Uma noite no deserto de Kalahari

Uma noite no deserto de Kalahari

Alexandra Orford, estudante de redação de viagens da MatadorU, passa uma noite no Kalahari.

Para mim, o Kalahari são linhas horizontais. Um céu amplo e azul e um horizonte plano e infinito forrado de grama de veldt na altura da cintura e arbustos cáqui. Ocasionalmente, as acácias quebram as linhas, mas até mesmo suas copas são estendidas.

A noite chega e as plantas refrigerantes liberam suas fragrâncias. Os cheiros de sálvia selvagem flutuam no ar. As variações de temperatura dos meses de inverno ainda me surpreendem. Os dias geralmente acontecem em meados dos anos 20 (Celsius), e as noites caem perto de congelar. Eu coloquei uma camisa.

Nós nos amontoamos em volta da fogueira rindo e contando histórias de uma girafa alta e graciosa batendo seus longos cílios e lambendo uma narina com sua hábil língua roxa; de elefantes que se tocam suavemente, e bebem longos drinques e sopram bolhas com suas trombas no poço; do calau inspecionando o almoço com seu bico pesado e curvo.

Nossas barrigas estão cheias e quentes do potjie kos (Holandês, que significa “pequena comida de panela”), cozido em uma panela de ferro de três pernas.

    “Eu acho que uma vez que nossos ancestrais fizeram fogo, eles tinham potjie kos.”

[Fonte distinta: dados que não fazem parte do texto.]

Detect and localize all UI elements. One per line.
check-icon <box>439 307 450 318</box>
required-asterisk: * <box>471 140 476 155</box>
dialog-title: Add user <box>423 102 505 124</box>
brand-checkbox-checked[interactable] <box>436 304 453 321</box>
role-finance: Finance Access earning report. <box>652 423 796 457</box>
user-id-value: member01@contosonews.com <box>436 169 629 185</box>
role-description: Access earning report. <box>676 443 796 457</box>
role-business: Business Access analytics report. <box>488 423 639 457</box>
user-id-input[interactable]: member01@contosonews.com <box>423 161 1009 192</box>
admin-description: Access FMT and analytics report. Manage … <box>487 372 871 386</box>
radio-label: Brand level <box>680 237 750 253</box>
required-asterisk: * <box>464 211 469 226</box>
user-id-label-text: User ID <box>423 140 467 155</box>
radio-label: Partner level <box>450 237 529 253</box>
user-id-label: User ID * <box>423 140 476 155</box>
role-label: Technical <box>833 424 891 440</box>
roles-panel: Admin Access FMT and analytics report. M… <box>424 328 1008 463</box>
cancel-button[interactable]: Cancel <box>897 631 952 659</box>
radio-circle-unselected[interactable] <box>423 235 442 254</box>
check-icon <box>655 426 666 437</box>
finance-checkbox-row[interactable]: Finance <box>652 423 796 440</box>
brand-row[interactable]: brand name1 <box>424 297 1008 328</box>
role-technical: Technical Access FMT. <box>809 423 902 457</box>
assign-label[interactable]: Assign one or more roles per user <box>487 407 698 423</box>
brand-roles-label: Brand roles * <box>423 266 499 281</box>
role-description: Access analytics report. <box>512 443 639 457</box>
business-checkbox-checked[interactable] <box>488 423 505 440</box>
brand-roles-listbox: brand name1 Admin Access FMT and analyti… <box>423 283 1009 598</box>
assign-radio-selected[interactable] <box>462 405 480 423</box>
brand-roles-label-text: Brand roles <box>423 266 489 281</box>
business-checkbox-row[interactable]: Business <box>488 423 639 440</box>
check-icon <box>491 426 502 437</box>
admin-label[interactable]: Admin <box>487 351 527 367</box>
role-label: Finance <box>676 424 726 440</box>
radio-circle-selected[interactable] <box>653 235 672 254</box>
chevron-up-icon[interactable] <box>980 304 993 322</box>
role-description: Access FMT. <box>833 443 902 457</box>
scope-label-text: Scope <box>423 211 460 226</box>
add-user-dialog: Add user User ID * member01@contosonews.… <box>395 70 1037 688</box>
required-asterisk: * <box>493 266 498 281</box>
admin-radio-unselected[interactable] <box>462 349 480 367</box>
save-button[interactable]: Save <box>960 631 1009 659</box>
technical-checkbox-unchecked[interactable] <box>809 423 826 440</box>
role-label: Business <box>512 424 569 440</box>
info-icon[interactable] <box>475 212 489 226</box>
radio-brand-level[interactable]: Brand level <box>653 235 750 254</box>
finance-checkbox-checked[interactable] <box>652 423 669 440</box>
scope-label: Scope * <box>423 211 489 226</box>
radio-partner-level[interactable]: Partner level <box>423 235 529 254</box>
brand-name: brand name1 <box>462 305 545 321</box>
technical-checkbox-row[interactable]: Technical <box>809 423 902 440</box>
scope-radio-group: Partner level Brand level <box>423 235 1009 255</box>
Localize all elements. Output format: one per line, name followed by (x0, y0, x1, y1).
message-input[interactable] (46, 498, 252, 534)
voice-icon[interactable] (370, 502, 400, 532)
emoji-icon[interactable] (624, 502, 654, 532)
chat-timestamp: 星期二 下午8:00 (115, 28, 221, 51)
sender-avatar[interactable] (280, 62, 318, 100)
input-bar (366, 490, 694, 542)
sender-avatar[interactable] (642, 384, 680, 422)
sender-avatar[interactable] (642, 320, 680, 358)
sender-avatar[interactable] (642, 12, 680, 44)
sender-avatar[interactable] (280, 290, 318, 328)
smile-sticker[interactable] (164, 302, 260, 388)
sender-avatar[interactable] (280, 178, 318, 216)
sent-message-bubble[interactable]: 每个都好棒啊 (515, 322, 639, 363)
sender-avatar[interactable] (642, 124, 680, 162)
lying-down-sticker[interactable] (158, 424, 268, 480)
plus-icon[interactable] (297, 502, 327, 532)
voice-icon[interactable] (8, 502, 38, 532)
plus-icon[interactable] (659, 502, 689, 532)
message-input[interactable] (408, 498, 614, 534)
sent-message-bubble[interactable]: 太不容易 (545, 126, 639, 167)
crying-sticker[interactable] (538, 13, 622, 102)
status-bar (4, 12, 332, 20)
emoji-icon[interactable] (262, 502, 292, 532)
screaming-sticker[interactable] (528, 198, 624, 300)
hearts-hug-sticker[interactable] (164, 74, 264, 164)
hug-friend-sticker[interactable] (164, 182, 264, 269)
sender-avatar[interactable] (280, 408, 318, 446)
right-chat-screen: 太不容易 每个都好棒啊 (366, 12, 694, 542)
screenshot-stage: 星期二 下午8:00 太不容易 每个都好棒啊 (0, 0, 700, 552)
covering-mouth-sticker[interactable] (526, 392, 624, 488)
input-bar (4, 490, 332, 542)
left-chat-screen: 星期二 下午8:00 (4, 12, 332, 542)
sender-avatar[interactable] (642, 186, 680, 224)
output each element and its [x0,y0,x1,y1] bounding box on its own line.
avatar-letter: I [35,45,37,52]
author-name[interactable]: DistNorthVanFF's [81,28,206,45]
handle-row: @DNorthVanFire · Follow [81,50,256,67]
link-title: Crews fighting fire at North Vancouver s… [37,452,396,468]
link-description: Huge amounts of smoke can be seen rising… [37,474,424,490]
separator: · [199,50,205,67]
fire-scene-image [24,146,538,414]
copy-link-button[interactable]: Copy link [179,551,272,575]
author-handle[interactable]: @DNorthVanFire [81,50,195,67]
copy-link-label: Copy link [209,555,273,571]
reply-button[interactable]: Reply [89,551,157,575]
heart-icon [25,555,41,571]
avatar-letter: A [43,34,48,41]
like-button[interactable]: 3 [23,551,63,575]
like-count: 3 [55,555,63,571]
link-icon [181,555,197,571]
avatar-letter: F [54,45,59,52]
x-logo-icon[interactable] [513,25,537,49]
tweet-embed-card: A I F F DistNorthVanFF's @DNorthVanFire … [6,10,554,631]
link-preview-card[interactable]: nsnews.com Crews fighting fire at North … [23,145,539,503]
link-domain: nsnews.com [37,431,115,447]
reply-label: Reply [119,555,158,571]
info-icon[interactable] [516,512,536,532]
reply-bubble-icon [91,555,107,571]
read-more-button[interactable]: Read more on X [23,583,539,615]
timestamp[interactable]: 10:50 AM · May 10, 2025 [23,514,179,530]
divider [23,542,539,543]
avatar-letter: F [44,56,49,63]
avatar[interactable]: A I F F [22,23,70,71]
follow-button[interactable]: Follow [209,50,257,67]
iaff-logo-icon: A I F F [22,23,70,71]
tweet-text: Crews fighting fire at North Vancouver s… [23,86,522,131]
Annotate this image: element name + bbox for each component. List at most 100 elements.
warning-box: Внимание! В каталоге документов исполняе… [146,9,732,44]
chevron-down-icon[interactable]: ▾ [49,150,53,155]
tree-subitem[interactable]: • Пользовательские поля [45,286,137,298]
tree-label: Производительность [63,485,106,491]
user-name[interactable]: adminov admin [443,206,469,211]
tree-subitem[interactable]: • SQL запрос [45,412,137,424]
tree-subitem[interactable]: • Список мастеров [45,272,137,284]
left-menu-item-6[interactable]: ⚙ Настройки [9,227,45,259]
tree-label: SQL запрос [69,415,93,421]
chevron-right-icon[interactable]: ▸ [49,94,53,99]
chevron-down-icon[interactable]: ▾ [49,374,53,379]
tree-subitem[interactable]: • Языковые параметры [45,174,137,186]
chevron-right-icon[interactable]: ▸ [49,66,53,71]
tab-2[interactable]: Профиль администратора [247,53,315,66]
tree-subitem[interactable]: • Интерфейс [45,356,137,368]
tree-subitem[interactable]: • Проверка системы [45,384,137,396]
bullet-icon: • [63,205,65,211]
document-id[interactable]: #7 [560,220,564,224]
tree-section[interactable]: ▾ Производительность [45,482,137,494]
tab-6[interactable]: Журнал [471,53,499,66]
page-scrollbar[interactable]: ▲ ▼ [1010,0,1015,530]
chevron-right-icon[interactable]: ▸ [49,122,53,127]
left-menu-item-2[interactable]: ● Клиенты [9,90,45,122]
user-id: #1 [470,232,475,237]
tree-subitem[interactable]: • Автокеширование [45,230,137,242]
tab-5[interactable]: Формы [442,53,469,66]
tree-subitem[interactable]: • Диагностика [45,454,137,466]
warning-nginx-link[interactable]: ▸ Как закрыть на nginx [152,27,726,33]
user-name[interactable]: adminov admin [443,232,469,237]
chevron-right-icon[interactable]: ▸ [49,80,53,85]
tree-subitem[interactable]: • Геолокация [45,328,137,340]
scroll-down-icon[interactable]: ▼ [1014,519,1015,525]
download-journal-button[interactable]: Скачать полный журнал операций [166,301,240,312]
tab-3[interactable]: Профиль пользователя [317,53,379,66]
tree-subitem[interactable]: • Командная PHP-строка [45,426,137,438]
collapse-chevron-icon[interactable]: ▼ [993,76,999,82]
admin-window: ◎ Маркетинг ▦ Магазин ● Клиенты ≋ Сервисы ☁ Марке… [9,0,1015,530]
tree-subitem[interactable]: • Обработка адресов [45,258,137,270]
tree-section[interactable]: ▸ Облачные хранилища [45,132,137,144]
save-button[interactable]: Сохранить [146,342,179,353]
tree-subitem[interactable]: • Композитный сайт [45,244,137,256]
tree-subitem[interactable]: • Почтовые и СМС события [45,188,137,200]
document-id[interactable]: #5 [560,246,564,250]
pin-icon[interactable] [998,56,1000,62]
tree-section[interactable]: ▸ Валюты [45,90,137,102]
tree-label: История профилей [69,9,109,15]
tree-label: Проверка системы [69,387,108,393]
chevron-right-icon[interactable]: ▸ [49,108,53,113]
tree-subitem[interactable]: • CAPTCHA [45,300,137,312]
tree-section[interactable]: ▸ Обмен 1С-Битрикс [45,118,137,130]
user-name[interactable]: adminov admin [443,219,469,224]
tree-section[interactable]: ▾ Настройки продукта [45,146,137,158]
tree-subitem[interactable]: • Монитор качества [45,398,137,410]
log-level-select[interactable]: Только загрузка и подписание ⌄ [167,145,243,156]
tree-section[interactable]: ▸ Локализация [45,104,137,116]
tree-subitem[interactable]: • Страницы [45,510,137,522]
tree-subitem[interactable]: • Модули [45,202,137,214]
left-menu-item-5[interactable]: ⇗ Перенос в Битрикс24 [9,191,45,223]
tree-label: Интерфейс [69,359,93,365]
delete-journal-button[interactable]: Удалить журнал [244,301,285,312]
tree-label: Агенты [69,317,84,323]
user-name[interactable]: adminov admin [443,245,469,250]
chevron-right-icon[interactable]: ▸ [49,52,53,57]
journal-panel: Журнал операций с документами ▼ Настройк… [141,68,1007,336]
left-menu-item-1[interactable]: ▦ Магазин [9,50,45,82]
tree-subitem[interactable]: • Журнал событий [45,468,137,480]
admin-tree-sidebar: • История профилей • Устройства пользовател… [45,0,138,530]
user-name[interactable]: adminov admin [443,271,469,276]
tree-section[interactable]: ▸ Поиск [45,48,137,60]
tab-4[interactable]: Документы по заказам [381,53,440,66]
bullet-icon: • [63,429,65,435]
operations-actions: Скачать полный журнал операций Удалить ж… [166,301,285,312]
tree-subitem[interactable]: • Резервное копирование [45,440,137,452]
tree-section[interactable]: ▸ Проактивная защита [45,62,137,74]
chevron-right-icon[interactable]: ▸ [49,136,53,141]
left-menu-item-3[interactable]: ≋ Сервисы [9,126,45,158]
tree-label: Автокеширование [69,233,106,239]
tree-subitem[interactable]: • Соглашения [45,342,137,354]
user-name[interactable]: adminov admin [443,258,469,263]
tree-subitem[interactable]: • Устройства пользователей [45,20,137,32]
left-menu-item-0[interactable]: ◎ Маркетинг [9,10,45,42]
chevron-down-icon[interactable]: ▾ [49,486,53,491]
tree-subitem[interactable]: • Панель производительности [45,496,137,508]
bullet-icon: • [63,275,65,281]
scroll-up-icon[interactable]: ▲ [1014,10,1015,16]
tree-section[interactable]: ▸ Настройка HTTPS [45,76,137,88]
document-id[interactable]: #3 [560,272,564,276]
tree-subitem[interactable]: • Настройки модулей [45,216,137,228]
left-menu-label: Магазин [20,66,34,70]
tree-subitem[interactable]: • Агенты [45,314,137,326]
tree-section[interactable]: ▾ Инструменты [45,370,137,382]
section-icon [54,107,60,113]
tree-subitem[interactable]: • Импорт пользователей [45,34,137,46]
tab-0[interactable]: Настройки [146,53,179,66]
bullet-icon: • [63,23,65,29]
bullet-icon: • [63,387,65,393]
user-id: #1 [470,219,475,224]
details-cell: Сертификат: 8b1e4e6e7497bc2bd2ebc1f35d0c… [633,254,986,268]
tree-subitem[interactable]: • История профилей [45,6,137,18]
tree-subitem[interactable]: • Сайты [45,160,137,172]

    “Caça e coleta para a panela.”

    “Deliciosos ensopados feitos com o que eles encontraram. Carne de gemsbuck e feijão de morama em um dia, e carne de springbuck e melões tsama no dia seguinte. ”

    “Em camadas na ordem em que foram encontrados.”

    "Cozido lentamente e marinado em molho feito com os diferentes sucos do ingrediente."

    “Um verdadeiro sabor da terra. Nenhum prato igual. ”

    “Hoje em dia cozinhamos o que encontramos nas aldeias ao longo do caminho. Não é exatamente o mesmo, mas funciona. ”

O fogo se transforma em carvão. Os insetos voam e gorjeiam ao fundo. De vez em quando, ouvimos o chamado do chacal de dorso negro. Começamos a nos estabelecer.

No limite de nossa lamparina de carvão, um besouro de esterco empurra com determinação sua bola de esterco. Nós o observamos em silêncio por um tempo.

    “Você sabia que os besouros de esterco usam a Via Láctea para navegar, assim como nós?”

Nós nos viramos e erguemos os olhos. Não há lua. A Via Láctea se espalha pelo céu. Eu recupero o fôlego. No Kalahari, você pode se sentir grande ao observar algo pequeno, sentir-se minúsculo ao perceber que faz parte de um universo infinito e sentir que sua alma é grande demais para o seu peito, tudo ao mesmo tempo.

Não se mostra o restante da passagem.